Monday, February 6, 2012

The $8 Chicken Challenge


So recently I have been reading a lot of blogs as I am currently doing a lot of feeding the baby...aka sitting around for long periods of time for most of the day;-). Although this time is precious and a nice respite from the previously crazy pre-baby 9+ months preggo and need to get stuff done time I will admit I get a little bored hence, the blogs.
One thing I have been exploring is the concept of real food eating. Basically, eating foods made from scratch from whole food ingredients. Cutting out the processed foods that most of us have come to rely on as food staples. A true "real foodie" makes her own bread, cultured dairy products, tortillas, chicken stock, soups, and all her veggies come from the produce section not cans. The produce is organic and the meat, dairy and eggs are grass fed. Although I have not progressed to making my own sourdough tortillas...or my own sourdough anything as of yet, I do think that this way of eating is much healthier and worth
taking a good look at.
One conversation that seems to come up very often is "can real food be affordable?" We all know that canned foods, frozen foods, and conventionally raised meats and dairy are cheaper than their organic and grass-fed alternatives.
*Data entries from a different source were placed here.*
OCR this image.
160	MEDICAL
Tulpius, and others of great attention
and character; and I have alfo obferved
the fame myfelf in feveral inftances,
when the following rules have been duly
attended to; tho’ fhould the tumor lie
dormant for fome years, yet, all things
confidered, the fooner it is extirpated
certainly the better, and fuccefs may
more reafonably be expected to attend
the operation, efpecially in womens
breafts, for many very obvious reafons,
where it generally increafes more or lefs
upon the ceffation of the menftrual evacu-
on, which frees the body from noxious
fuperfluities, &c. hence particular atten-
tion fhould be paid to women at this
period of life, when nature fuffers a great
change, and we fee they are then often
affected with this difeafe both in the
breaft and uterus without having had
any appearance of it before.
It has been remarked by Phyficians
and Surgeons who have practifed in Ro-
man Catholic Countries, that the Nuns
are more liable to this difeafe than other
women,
However, if you are making a lot of these foods from scratch can you stretch a buck?
All this to say that I challenged myself to see how many meals/products I could make out of an $8 free range, no hormone, but not organic chicken. Sid
e note: The organic chicken was $14 bucks and I felt the
free-range chicken was very good as well.
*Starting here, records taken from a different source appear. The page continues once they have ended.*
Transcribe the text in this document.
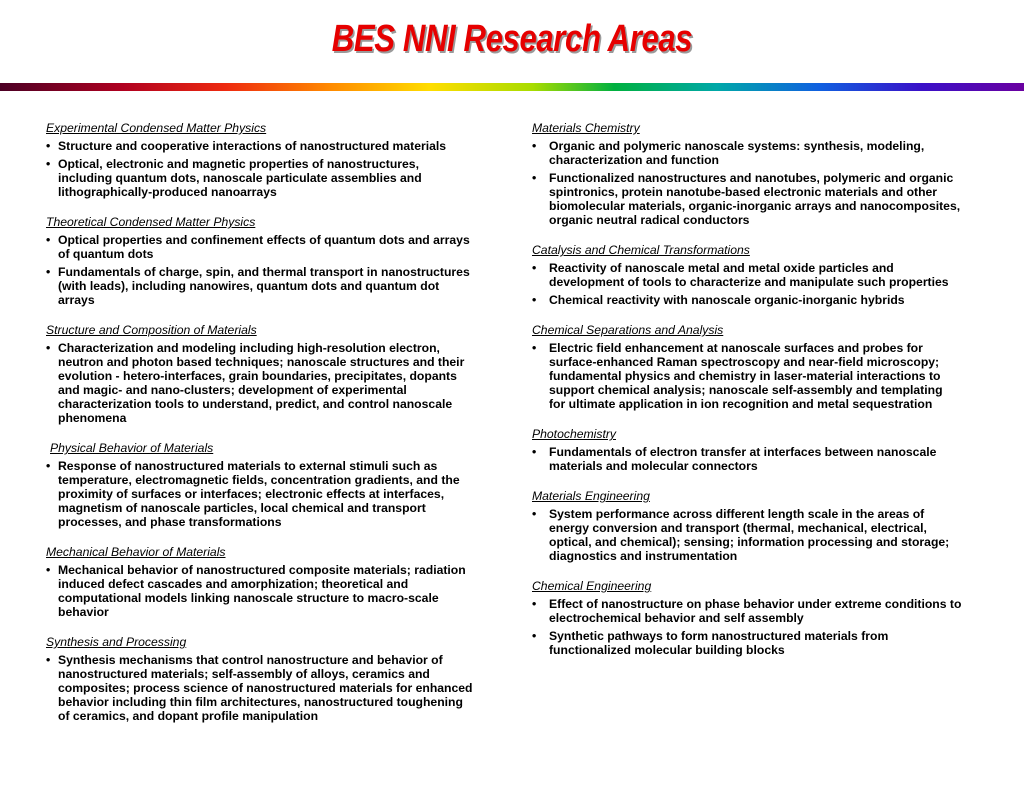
BES NNI Research Areas
Experimental Condensed Matter Physics
• Structure and cooperative interactions of nanostructured materials
• Optical, electronic and magnetic properties of nanostructures, including quantum dots, nanoscale particulate assemblies and lithographically-produced nanoarrays
Theoretical Condensed Matter Physics
• Optical properties and confinement effects of quantum dots and arrays of quantum dots
• Fundamentals of charge, spin, and thermal transport in nanostructures (with leads), including nanowires, quantum dots and quantum dot arrays
Structure and Composition of Materials
• Characterization and modeling including high-resolution electron, neutron and photon based techniques; nanoscale structures and their evolution - hetero-interfaces, grain boundaries, precipitates, dopants and magic- and nano-clusters; development of experimental characterization tools to understand, predict, and control nanoscale phenomena
Physical Behavior of Materials
• Response of nanostructured materials to external stimuli such as temperature, electromagnetic fields, concentration gradients, and the proximity of surfaces or interfaces; electronic effects at interfaces, magnetism of nanoscale particles, local chemical and transport processes, and phase transformations
Mechanical Behavior of Materials
• Mechanical behavior of nanostructured composite materials; radiation induced defect cascades and amorphization; theoretical and computational models linking nanoscale structure to macro-scale behavior
Synthesis and Processing
• Synthesis mechanisms that control nanostructure and behavior of nanostructured materials; self-assembly of alloys, ceramics and composites; process science of nanostructured materials for enhanced behavior including thin film architectures, nanostructured toughening of ceramics, and dopant profile manipulation
Materials Chemistry
• Organic and polymeric nanoscale systems: synthesis, modeling, characterization and function
• Functionalized nanostructures and nanotubes, polymeric and organic spintronics, protein nanotube-based electronic materials and other biomolecular materials, organic-inorganic arrays and nanocomposites, organic neutral radical conductors
Catalysis and Chemical Transformations
• Reactivity of nanoscale metal and metal oxide particles and development of tools to characterize and manipulate such properties
• Chemical reactivity with nanoscale organic-inorganic hybrids
Chemical Separations and Analysis
• Electric field enhancement at nanoscale surfaces and probes for surface-enhanced Raman spectroscopy and near-field microscopy; fundamental physics and chemistry in laser-material interactions to support chemical analysis; nanoscale self-assembly and templating for ultimate application in ion recognition and metal sequestration
Photochemistry
• Fundamentals of electron transfer at interfaces between nanoscale materials and molecular connectors
Materials Engineering
• System performance across different length scale in the areas of energy conversion and transport (thermal, mechanical, electrical, optical, and chemical); sensing; information processing and storage; diagnostics and instrumentation
Chemical Engineering
• Effect of nanostructure on phase behavior under extreme conditions to electrochemical behavior and self assembly
• Synthetic pathways to form nanostructured materials from functionalized molecular building blocks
So here is my chicken ready to be roasted. I put carrots, onions, and mushrooms below it as a side but also to use as roasted veggies though out the week. So 3 hours at 300 degrees and I had a perfectly roasted juicy chicken for dinner.
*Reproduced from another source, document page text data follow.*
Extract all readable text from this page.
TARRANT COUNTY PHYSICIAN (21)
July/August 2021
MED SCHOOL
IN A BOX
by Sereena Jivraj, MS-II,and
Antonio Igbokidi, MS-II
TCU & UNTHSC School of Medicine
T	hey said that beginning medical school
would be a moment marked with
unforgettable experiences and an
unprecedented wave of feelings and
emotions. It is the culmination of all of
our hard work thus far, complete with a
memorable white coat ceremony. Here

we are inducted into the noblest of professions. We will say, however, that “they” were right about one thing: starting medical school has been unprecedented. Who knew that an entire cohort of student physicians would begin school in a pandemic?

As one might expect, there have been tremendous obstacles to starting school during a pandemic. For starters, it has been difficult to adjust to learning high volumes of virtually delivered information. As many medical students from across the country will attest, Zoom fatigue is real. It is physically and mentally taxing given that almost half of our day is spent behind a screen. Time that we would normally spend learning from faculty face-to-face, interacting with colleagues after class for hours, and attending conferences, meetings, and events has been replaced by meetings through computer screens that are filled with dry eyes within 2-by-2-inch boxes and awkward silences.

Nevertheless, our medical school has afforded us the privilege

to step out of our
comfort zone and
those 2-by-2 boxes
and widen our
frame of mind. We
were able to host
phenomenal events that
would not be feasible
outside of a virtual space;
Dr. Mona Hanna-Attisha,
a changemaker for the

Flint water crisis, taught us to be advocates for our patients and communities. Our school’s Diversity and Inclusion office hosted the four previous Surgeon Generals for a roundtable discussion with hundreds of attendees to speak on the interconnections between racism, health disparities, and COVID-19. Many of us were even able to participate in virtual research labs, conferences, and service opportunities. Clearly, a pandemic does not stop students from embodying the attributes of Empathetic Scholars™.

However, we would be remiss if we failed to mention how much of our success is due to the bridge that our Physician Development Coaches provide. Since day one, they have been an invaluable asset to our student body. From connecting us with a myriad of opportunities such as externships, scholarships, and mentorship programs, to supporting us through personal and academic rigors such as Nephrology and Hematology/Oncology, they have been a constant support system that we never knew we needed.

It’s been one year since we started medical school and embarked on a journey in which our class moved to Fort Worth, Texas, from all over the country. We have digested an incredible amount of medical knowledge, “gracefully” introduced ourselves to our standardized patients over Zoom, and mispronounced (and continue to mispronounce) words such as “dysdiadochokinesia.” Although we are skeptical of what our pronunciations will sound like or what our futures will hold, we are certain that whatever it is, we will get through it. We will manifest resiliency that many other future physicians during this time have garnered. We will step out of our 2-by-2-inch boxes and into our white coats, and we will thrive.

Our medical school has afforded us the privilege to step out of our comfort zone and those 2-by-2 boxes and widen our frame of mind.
The next day I took off the rest of the meat, put it in a container in the fridge and made stock in my crockpot with the chicken carcass and some onion skins, carrot skins, celery tops, bay leaves, peppercorns, and garlic cloves. 12 hours later I had 3 quarts of beautiful healthy and tasty chicken stock.
The rest of the breakdown included:
Dinners:
Chicken tacos
Chicken with Salsa rice

Lunch:
Chicken and olive salad in lettuce wraps
Chicken sandwich

So in the end I had 3 dinners, 2 lunches, and 3 quarts of stock for future soups. Not bad for $8!
I think that this real foods things might not only be affordable but frugal. I could have even bought the organic chicken and still felt like I got my moneys worth!